Luckily for him, it worked. The Crusaders had limited food and a disease had just hit their camp, (though they unknowingly spread it to the Muslim garrison in their repeated assaults,) and so they were falling apart. Saladin finally breached their besieging line and reinforced the depleted garrison of Acre. But the Crusading forces were not done yet. They knew that if they held the siege just a little longer they would get their sorely needed re-enforcements. And they did. Philip and Richard eventually left to help take Acre. When they arrived, they soon took the city with the massive siege engines they had constructed. They blew threw the walls easily and took the city. Unluckily for him, Saladin had never actually defended the city himself so he had left when he heard re-enforcements were coming. But that did not matter to Richard or Philip; they had established a foothold from which to conquer with.

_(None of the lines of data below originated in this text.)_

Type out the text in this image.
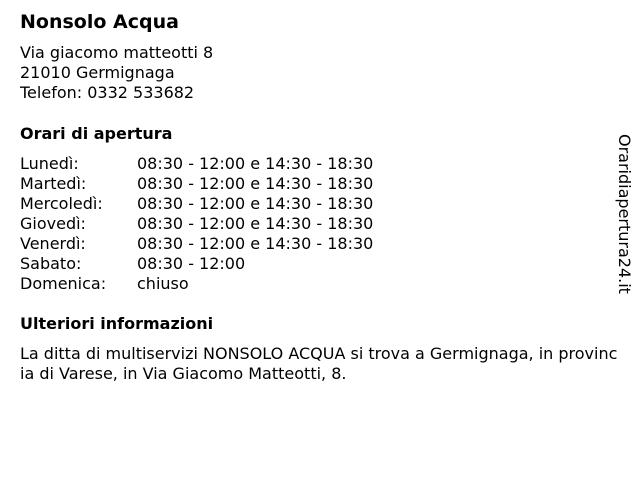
Nonsolo Acqua
Via giacomo matteotti 8
21010 Germignaga
Telefon: 0332 533682
Orari di apertura
Lunedì:	08:30 - 12:00 e 14:30 - 18:30
Martedì:	08:30 - 12:00 e 14:30 - 18:30
Mercoledì: 08:30 - 12:00 e 14:30 - 18:30
Giovedì:	08:30 - 12:00 e 14:30 - 18:30
Venerdì:	08:30 - 12:00 e 14:30 - 18:30
Sabato:	08:30 - 12:00
Domenica: chiuso
Ulteriori informazioni
La ditta di multiservizi NONSOLO ACQUA si trova a Germignaga, in provincia di Varese, in Via Giacomo Matteotti, 8.
Oraridiapertura24.it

Richard then marched south. His eyes were set on the fortress of Jaffa, as it was the last fortress before Jerusalem. Saladin’s forces at Jaffa were weak, and he realized Richard could effectively walk in, so he decided to meet Richard in open battle on the field before he could reach the fortress. He attacked Richard’s forces while they marched but was repulsed in an epic battle known as the Battle of Arsuf. Eventually Richard arrived at Jaffa and captured it, solidifying his reputation as a great commander. Meanwhile, Saladin grew less and less renowned. Even amongst his troops he lost his reputation. But then the crusaders did something confusing. They stopped. At the doorstep of Jerusalem, the city which thousands of lives had been lost to take, Richard stopped. If you ask me, It was not unlike Hannibal at the gates of Rome. The Crusaders had endured countless victories and defeats, they had fought for years, and now, when they were so close to Jerusalem itself; they stopped. Though many more crusades would be waged, this was the last serious attempt to set up a Christian Kingdom in the Levant. The reason is unknown to me, though experts probably have a finite answer. Sometimes, though, I do like a little mystery with my history.